For his debut novel, Herron delivers a riveting narrative that weaves an array of characters into a rapidly fraying tapestry, provides background information from unexpected points of view, executes twists and turns to catch the reader off-guard, follows trails that conclude in dead ends and travels down cul-de-sacs that unexpectedly unlock answers. Like a maze, the novel’s only way out is through the final chapter, which is guarded by a gauntlet of characters either duplicitous or straightforward but equally dangerous.
The novel’s pacing is masterful, with the tour de force being the final third of the book. With the stage set and less than one hundred pages to go, there is a sense of foreboding, of dread and anticipation as a showdown awaits the gathering of its participants. Herron fragments the narrative, manipulating it forwards and backwards, from character to character, move to move.

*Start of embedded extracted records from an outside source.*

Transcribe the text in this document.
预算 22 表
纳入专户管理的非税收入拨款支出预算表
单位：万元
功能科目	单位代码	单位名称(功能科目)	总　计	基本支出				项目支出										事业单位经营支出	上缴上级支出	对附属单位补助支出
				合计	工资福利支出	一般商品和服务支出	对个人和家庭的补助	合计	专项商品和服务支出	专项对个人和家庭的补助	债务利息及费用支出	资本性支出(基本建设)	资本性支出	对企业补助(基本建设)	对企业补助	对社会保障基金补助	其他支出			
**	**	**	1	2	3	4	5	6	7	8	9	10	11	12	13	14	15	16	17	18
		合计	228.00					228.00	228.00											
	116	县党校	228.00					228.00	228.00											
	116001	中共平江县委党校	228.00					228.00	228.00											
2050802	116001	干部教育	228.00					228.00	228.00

All of which brings us to the upcoming Apple TV+ television adaptation of Down Cemetery Road, premiering October 29. Highly anticipated by fans, it will feature Emma Thompson as Boehm and Ruth Wilson as Tucker, but the nature of the book will require changes for a screen version. One would think that Boehm would have a larger presence in the TV production. The advantages of the novel’s print medium to maneuver the twists and turns, however, will not be reproducible for television. And Aykroyd’s observations about the characters’ “internal states” are less suitable for the screen. Then again, the series boasts acting of a high caliber with Thompson and Wilson, so we’ll see how these personas and the storyline adapt.
The Guardian reports it’s “clear that character is where all [Herron’s] work starts, and that his intricate plots…are a “maypole around which the characters dance.” For Down Cemetery Road, Herron seems to have used himself somewhat as a model for his protagonist. “It’s the most autobiographical thing I’ve ever written,” he admitted to Lepore, who explains that “a house on his street blew up. And he was Sarah: clever, curious, and painfully thwarted.”

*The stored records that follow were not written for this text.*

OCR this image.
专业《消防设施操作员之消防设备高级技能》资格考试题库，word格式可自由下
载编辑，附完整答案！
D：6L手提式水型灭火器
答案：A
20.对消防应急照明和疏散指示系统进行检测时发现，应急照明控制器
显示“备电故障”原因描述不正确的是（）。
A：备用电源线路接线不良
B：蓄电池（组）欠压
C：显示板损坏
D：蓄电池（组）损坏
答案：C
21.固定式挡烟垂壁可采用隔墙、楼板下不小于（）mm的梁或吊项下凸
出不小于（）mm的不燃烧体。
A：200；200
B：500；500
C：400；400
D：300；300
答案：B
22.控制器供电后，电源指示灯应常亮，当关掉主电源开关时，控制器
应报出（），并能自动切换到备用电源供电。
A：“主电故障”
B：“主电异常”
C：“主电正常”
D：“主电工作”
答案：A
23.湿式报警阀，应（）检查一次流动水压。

As with the Slough House novels, Herron supplements his longer Oxford narratives with short stories about the characters. Three of the four tales originally published in Ellery Queen’s Mystery Magazine from 2008 to 2013 feature Zoe and her husband. The first two, “Proof of Love” & “The Other Half,” were published just prior to the fourth book in the series and the third, “Mirror Images,” one year after the run. Each provides an earlier glimpse of the couple’s dynamics and what they were up to before encountering Tucker, a sort of literary retconning. The fourth story, 2013’s “What We Do,” is set after Sarah has entered their lives.
For those who haven’t yet entered this fictional world, an argument could be made for starting with the first three Zoe Boehm short stories, all of which are collected in the Dolphin Junction anthology, before undertaking Down Cemetery Road and the other three novels. Chronology of narrative vs. chronology of publishing? Toss a coin and dig in.